We get so many badgers through our garden, I had to install a galvanized metal flap for them when I replaced the fence this spring. It's like a big cat flap. They would destroy the fence or dig under, giving my dog an escape route if we hadn't installed it, as they had with the old one. The foxes use it too, but my dog hasn't worked out how to use it to get at the scraps which next door put out on their lawn for the garden birds.
Whilst my house is in urban Reading, and fairly hear the centre, we're also only a couple of hundred yards/a few minutes walk from the Oxfordshire boundary and lots of open countryside and woodland.

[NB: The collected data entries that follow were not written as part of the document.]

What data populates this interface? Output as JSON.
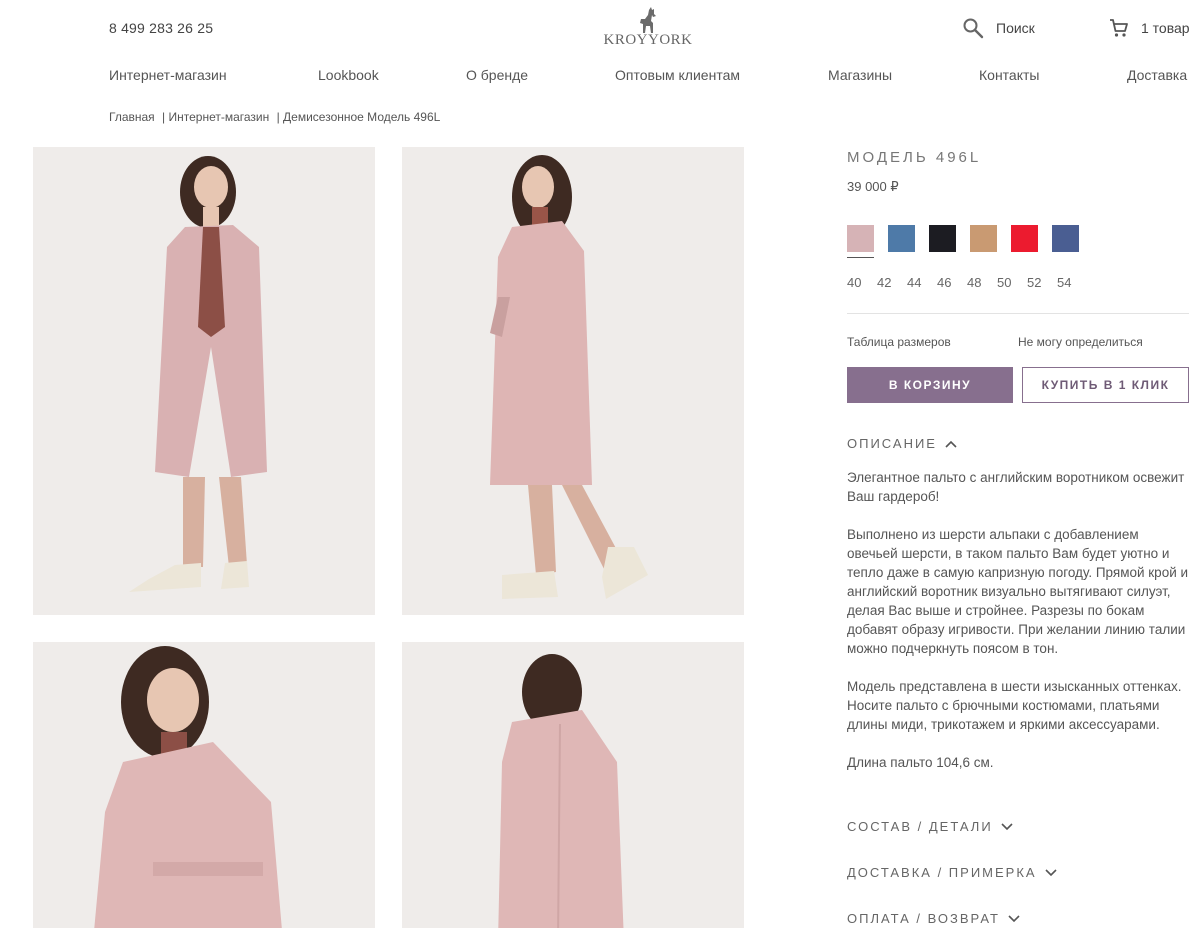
{
  "header": {
    "phone": "8 499 283 26 25",
    "logo_text": "KROYYORK",
    "search_label": "Поиск",
    "cart_label": "1 товар"
  },
  "nav": [
    "Интернет-магазин",
    "Lookbook",
    "О бренде",
    "Оптовым клиентам",
    "Магазины",
    "Контакты",
    "Доставка"
  ],
  "breadcrumbs": [
    "Главная",
    "| Интернет-магазин",
    "| Демисезонное Модель 496L"
  ],
  "product": {
    "title": "МОДЕЛЬ 496L",
    "price": "39 000 ₽",
    "colors": [
      "#d6b3b6",
      "#4e7aa8",
      "#1c1c22",
      "#c99a72",
      "#ec1b2f",
      "#4a5e92"
    ],
    "sizes": [
      "40",
      "42",
      "44",
      "46",
      "48",
      "50",
      "52",
      "54"
    ],
    "size_table": "Таблица размеров",
    "not_sure": "Не могу определиться",
    "add_to_cart": "В КОРЗИНУ",
    "buy_one_click": "КУПИТЬ В 1 КЛИК"
  },
  "description": {
    "heading": "ОПИСАНИЕ",
    "paragraphs": [
      "Элегантное пальто с английским воротником освежит Ваш гардероб!",
      "Выполнено из шерсти альпаки с добавлением овечьей шерсти, в таком пальто Вам будет уютно и тепло даже в самую капризную погоду. Прямой крой и английский воротник визуально вытягивают силуэт, делая Вас выше и стройнее. Разрезы по бокам добавят образу игривости. При желании линию талии можно подчеркнуть поясом в тон.",
      "Модель представлена в шести изысканных оттенках. Носите пальто с брючными костюмами, платьями длины миди, трикотажем и яркими аксессуарами.",
      "Длина пальто 104,6 см."
    ]
  },
  "accordions": [
    "СОСТАВ / ДЕТАЛИ",
    "ДОСТАВКА / ПРИМЕРКА",
    "ОПЛАТА / ВОЗВРАТ"
  ]
}
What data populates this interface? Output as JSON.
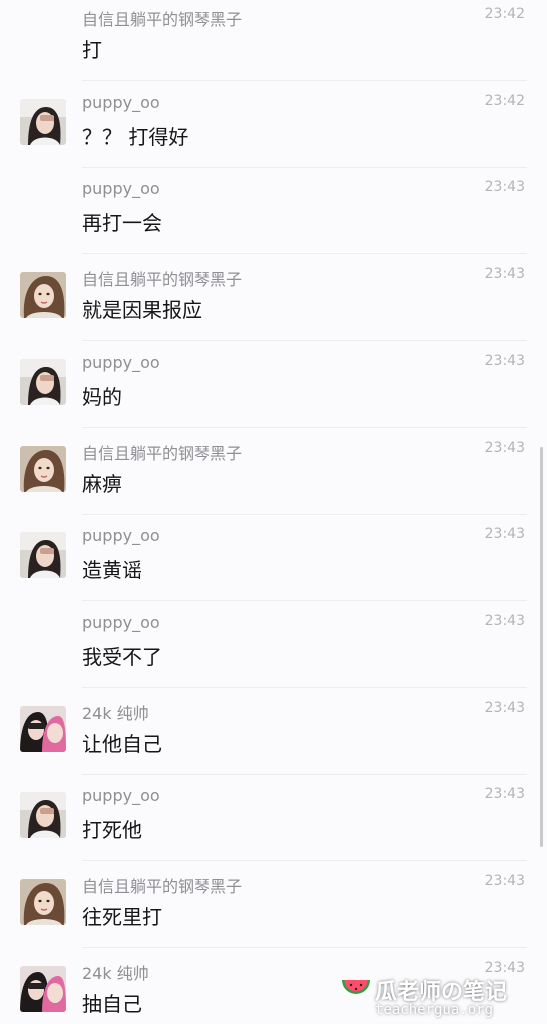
{
  "messages": [
    {
      "avatar": "",
      "name": "自信且躺平的钢琴黑子",
      "time": "23:42",
      "text": "打"
    },
    {
      "avatar": "puppy",
      "name": "puppy_oo",
      "time": "23:42",
      "text": "？？ 打得好"
    },
    {
      "avatar": "",
      "name": "puppy_oo",
      "time": "23:43",
      "text": "再打一会"
    },
    {
      "avatar": "heizi",
      "name": "自信且躺平的钢琴黑子",
      "time": "23:43",
      "text": "就是因果报应"
    },
    {
      "avatar": "puppy",
      "name": "puppy_oo",
      "time": "23:43",
      "text": "妈的"
    },
    {
      "avatar": "heizi",
      "name": "自信且躺平的钢琴黑子",
      "time": "23:43",
      "text": "麻痹"
    },
    {
      "avatar": "puppy",
      "name": "puppy_oo",
      "time": "23:43",
      "text": "造黄谣"
    },
    {
      "avatar": "",
      "name": "puppy_oo",
      "time": "23:43",
      "text": "我受不了"
    },
    {
      "avatar": "24k",
      "name": "24k 纯帅",
      "time": "23:43",
      "text": "让他自己"
    },
    {
      "avatar": "puppy",
      "name": "puppy_oo",
      "time": "23:43",
      "text": "打死他"
    },
    {
      "avatar": "heizi",
      "name": "自信且躺平的钢琴黑子",
      "time": "23:43",
      "text": "往死里打"
    },
    {
      "avatar": "24k",
      "name": "24k 纯帅",
      "time": "23:43",
      "text": "抽自己"
    }
  ],
  "watermark": {
    "title": "瓜老师の笔记",
    "url": "teachergua.org",
    "icon": "watermelon-icon"
  },
  "colors": {
    "background": "#fbfbfd",
    "name": "#8f8f94",
    "time": "#b4b4b8",
    "message": "#161616",
    "divider": "#ececef"
  }
}
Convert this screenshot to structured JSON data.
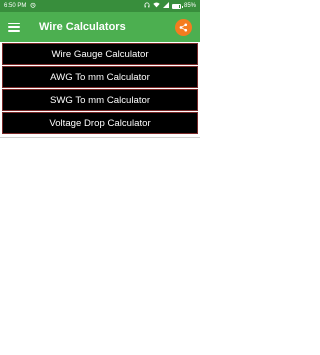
{
  "status_bar": {
    "time": "6:50 PM",
    "battery_percent": "85%",
    "battery_level": 0.85,
    "icons": [
      "alarm-icon",
      "headphones-icon",
      "wifi-icon",
      "signal-icon",
      "battery-icon"
    ]
  },
  "app_bar": {
    "title": "Wire Calculators",
    "menu_icon": "hamburger-menu-icon",
    "share_icon": "share-icon",
    "background_color": "#4caf50",
    "share_color": "#f57c1f"
  },
  "menu": {
    "items": [
      {
        "label": "Wire Gauge Calculator"
      },
      {
        "label": "AWG To mm Calculator"
      },
      {
        "label": "SWG To mm Calculator"
      },
      {
        "label": "Voltage Drop Calculator"
      }
    ],
    "item_background": "#000000",
    "item_border": "#7a2a2a"
  }
}
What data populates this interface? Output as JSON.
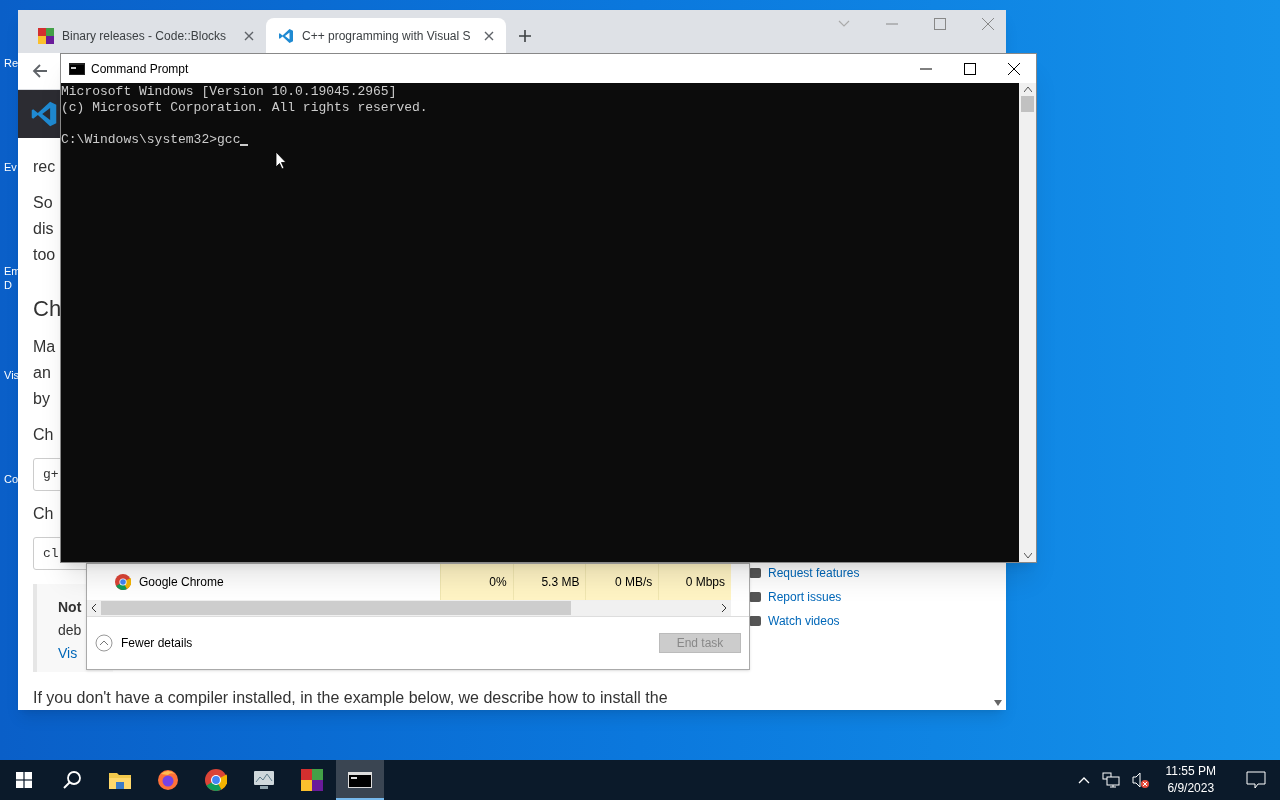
{
  "desktop": {
    "icon_labels": [
      "Re",
      "Ev",
      "Em",
      "D",
      "Vis",
      "Co"
    ]
  },
  "browser": {
    "tabs": [
      {
        "title": "Binary releases - Code::Blocks",
        "selected": false
      },
      {
        "title": "C++ programming with Visual S",
        "selected": true
      }
    ],
    "page": {
      "blocks": [
        {
          "kind": "paragraph",
          "lines": [
            "rec"
          ]
        },
        {
          "kind": "paragraph",
          "lines": [
            "So",
            "dis",
            "too"
          ]
        },
        {
          "kind": "heading",
          "lines": [
            "Ch"
          ]
        },
        {
          "kind": "paragraph",
          "lines": [
            "Ma",
            "an",
            "by"
          ]
        },
        {
          "kind": "paragraph",
          "lines": [
            "Ch"
          ]
        },
        {
          "kind": "code",
          "lines": [
            "g+"
          ]
        },
        {
          "kind": "paragraph",
          "lines": [
            "Ch"
          ]
        },
        {
          "kind": "code",
          "lines": [
            "cl"
          ]
        },
        {
          "kind": "note",
          "title": "Not",
          "lines": [
            "deb"
          ],
          "link": "Vis"
        }
      ],
      "side_links": [
        "Request features",
        "Report issues",
        "Watch videos"
      ],
      "bottom_text": "If you don't have a compiler installed, in the example below, we describe how to install the"
    }
  },
  "task_manager": {
    "rows": [
      {
        "name": "Google Chrome",
        "cpu": "0%",
        "memory": "5.3 MB",
        "disk": "0 MB/s",
        "network": "0 Mbps"
      }
    ],
    "fewer_details": "Fewer details",
    "end_task": {
      "label": "End task",
      "disabled": true
    }
  },
  "command_prompt": {
    "title": "Command Prompt",
    "output": [
      "Microsoft Windows [Version 10.0.19045.2965]",
      "(c) Microsoft Corporation. All rights reserved."
    ],
    "prompt": "C:\\Windows\\system32>gcc"
  },
  "taskbar": {
    "apps": [
      {
        "kind": "start",
        "active": false
      },
      {
        "kind": "search",
        "active": false
      },
      {
        "kind": "explorer",
        "active": false
      },
      {
        "kind": "firefox",
        "active": false
      },
      {
        "kind": "chrome",
        "active": false
      },
      {
        "kind": "monitor",
        "active": false
      },
      {
        "kind": "codeblocks",
        "active": false
      },
      {
        "kind": "cmd",
        "active": true
      }
    ],
    "time": "11:55 PM",
    "date": "6/9/2023"
  }
}
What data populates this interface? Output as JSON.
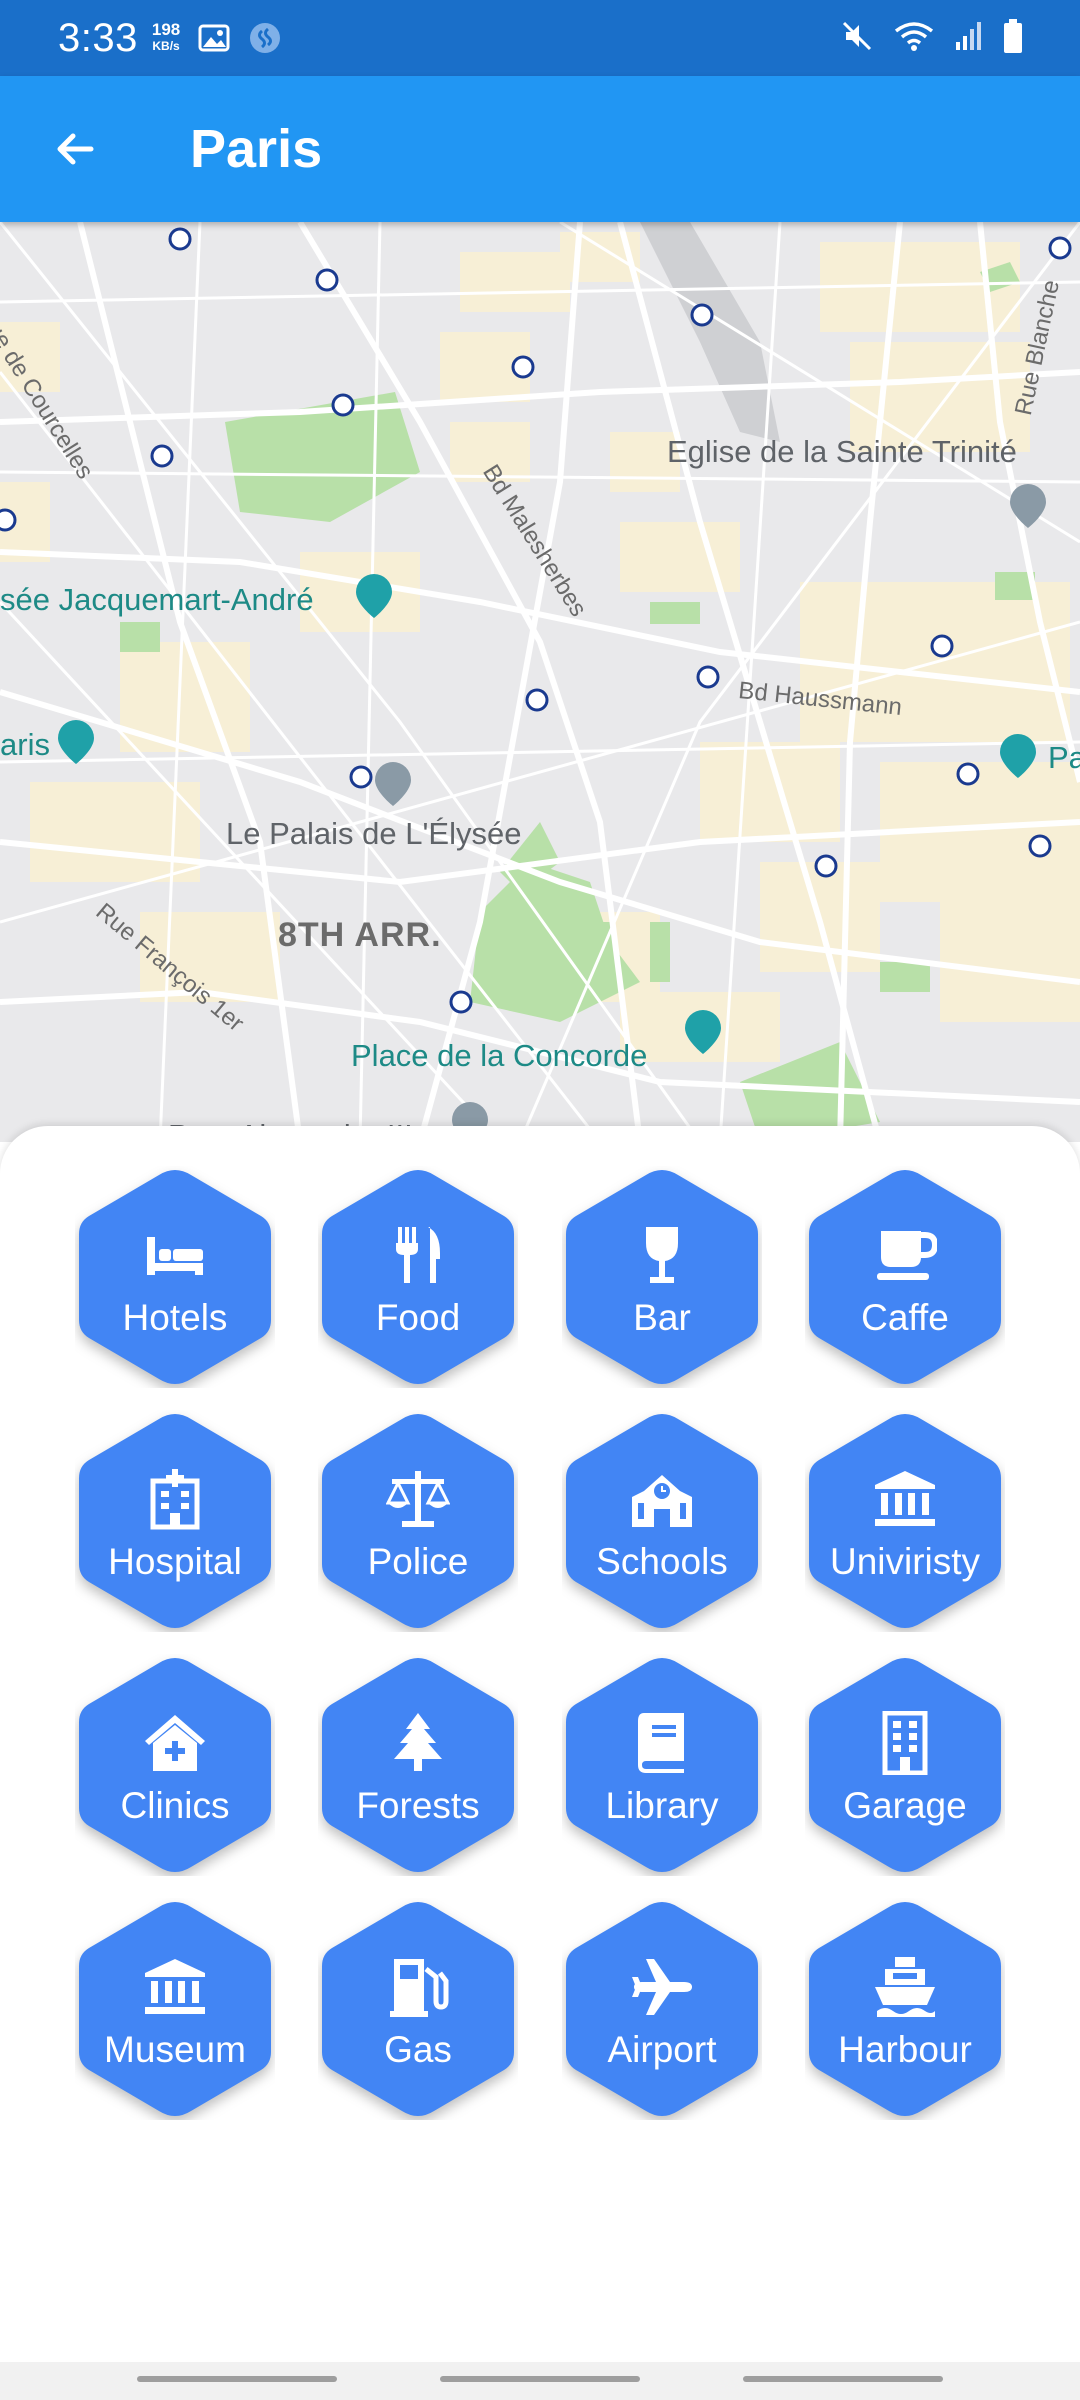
{
  "status_bar": {
    "time": "3:33",
    "speed_value": "198",
    "speed_unit": "KB/s",
    "icons": [
      "image-icon",
      "shazam-icon",
      "mute-icon",
      "wifi-icon",
      "signal-icon",
      "battery-icon"
    ]
  },
  "app_bar": {
    "title": "Paris",
    "back_icon": "arrow-left-icon"
  },
  "map": {
    "labels": {
      "rue_courcelles": "Rue de Courcelles",
      "bd_malesherbes": "Bd Malesherbes",
      "rue_blanche": "Rue Blanche",
      "eglise": "Eglise de la Sainte Trinité",
      "jacquemart": "sée Jacquemart-André",
      "bd_haussmann": "Bd Haussmann",
      "aris": "aris",
      "pa": "Pa",
      "palais": "Le Palais de L'Élysée",
      "rue_francois": "Rue François 1er",
      "arr": "8TH ARR.",
      "concorde": "Place de la Concorde",
      "pont": "Pont Alexandre III"
    }
  },
  "categories": [
    {
      "label": "Hotels",
      "icon": "bed-icon"
    },
    {
      "label": "Food",
      "icon": "fork-knife-icon"
    },
    {
      "label": "Bar",
      "icon": "wine-glass-icon"
    },
    {
      "label": "Caffe",
      "icon": "coffee-cup-icon"
    },
    {
      "label": "Hospital",
      "icon": "hospital-icon"
    },
    {
      "label": "Police",
      "icon": "scales-icon"
    },
    {
      "label": "Schools",
      "icon": "school-icon"
    },
    {
      "label": "Univiristy",
      "icon": "university-icon"
    },
    {
      "label": "Clinics",
      "icon": "clinic-house-icon"
    },
    {
      "label": "Forests",
      "icon": "tree-icon"
    },
    {
      "label": "Library",
      "icon": "book-icon"
    },
    {
      "label": "Garage",
      "icon": "building-icon"
    },
    {
      "label": "Museum",
      "icon": "museum-icon"
    },
    {
      "label": "Gas",
      "icon": "gas-pump-icon"
    },
    {
      "label": "Airport",
      "icon": "plane-icon"
    },
    {
      "label": "Harbour",
      "icon": "ship-icon"
    }
  ],
  "colors": {
    "status_bar": "#1a6fc9",
    "app_bar": "#2196f3",
    "hex_fill": "#4285f4",
    "map_bg": "#e9e9eb"
  }
}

There was a roadkill badger at the end of the street a few days ago, and slightly bizarrely I saw a dead one on a neighbour's doorstep on Christmas morning a few years ago (they were away for the holidays so we got the council to come and clear it away).
Never hit one with a car, but did get an indecisive squirrel a few weeks back. Crunch.
|
>>Never hit one with a car, but did get an indecisive squirrel a few weeks back. Crunch.
Trying to establish the wot'llshedo? speed of my new Sunbeam Alpine sports car in Malaya, I ran over a pangolin (like an armadillo) at, I guess, 70-80 m.p.h. All four wheels must have left the ground but the car landed straight. I could see the creature in the mirror, trundling on as before.